Em 1925, foi inaugurada primeira escultura do fundador de Juazeiro do Norte, feita de bronze, erguida no centro da praça Almirante Alexandrino - atual Praça Padre Cícero. A obra foi encomendada por Floro Bartolomeu a Laurindo Ramos, escultor do Rio de Janeiro. Foi um grande investimento. A ideia do médico, homem de confiança do sacerdote, era destruir os discursos de cidade atrasada e fanática, querendo transmitir a imagem de cidade de progresso. "Era um marco cívico", explica Amanda. Inclusive, na época, as ruas ao redor eram retas, largas e existia até uma legislação que impedia que casas de palha fossem construídas naquela região.
Político
Muitos juazeirenses e visitantes que passam pela estátua de bronze sequer reconhecem o Padre Cícero, porque, de certa forma, é uma imagem do sacerdote "estadista", coberto com uma toga romana, debaixo do sol, sem proteção. Representa o homem político que ele foi. Por isso, ela não é tão cultuada como a estátua feita entre 1934 e 1940 que está erguida no Largo da Capela do Socorro. Ela foi criada pelo escultor italiano Agostinho Balmes Odísio, que morava em Belo Horizonte e decidiu se mudar para Juazeiro do Norte após a morte do santo popular.

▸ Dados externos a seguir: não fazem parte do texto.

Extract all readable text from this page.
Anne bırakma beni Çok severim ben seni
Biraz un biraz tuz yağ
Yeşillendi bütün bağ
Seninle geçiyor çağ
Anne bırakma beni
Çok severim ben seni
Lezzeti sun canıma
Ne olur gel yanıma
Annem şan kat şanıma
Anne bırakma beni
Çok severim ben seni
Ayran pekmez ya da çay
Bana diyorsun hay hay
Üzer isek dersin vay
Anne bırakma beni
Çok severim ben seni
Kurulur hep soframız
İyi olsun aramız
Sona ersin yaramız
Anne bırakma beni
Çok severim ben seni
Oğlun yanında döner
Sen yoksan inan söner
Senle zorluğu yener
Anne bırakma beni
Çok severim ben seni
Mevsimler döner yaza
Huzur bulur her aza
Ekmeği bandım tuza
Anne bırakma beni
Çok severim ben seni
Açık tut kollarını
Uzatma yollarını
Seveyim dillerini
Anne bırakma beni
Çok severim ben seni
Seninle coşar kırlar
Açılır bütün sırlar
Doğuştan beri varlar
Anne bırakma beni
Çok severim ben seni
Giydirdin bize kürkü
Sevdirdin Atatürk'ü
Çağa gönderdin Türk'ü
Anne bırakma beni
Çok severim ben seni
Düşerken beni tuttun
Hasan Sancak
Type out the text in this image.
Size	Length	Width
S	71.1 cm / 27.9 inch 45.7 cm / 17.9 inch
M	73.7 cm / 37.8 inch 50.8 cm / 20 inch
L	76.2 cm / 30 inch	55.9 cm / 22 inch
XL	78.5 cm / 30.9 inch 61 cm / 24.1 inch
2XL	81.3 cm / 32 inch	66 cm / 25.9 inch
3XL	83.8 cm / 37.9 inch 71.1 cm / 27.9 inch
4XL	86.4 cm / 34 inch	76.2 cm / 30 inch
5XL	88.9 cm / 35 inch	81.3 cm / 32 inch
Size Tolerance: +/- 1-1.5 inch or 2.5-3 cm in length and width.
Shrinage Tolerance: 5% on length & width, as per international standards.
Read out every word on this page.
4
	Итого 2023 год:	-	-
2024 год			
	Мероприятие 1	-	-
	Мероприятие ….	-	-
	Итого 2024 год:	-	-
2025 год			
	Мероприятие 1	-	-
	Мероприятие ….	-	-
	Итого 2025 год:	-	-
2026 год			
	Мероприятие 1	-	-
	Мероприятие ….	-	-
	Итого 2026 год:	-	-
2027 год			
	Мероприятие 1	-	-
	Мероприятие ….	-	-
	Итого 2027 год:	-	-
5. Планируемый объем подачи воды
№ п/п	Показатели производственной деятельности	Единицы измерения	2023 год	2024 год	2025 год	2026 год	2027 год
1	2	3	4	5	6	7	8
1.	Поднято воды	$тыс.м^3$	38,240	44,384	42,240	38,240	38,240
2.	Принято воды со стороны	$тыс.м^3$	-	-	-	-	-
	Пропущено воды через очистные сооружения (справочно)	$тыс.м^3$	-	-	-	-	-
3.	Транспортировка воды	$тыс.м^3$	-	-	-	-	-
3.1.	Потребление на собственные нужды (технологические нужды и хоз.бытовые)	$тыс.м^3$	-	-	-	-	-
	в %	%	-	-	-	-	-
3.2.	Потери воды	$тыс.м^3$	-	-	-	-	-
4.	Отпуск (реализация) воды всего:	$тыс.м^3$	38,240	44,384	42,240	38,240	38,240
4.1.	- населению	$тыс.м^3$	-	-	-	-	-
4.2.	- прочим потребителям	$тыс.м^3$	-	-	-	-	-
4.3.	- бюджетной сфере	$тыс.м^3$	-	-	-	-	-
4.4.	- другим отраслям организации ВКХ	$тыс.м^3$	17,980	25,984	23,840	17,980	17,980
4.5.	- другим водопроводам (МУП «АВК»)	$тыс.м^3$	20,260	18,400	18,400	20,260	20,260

Não se sabe quem encomendou e quando foi inaugurada a estátua no Largo do Socorro. Nenhum jornal do País registra este momento. Até as datas são imprecisas, já que a placa conta que foi erguida em 1940, mas o prefeito citado não é o mesmo daquele período. "A gente acredita que ela nasceu da devoção popular mesmo", explica Amanda.
Inaugurada em 1º de novembro de 1969, o monumento de 27 metros no Horto Municipal foi construído a partir de uma demanda popular. O equipamento acabou se tornando, ao mesmo tempo, atração turística e motivo de devoção. Assim como tem gente que visita para tirar fotos e contemplar a paisagem, também há forte religiosidade e ritos, como a passagem pelo cajado, fitinhas amarradas e promessas. "As pessoas ressignificam tudo, por mais modernas que sejam. A fé é dinâmica. Vão construindo com os espaços e coisas, fugindo da racionalidade, de qualquer teoria. Elas surpreendem a gente o tempo todo", conclui a pesquisadora.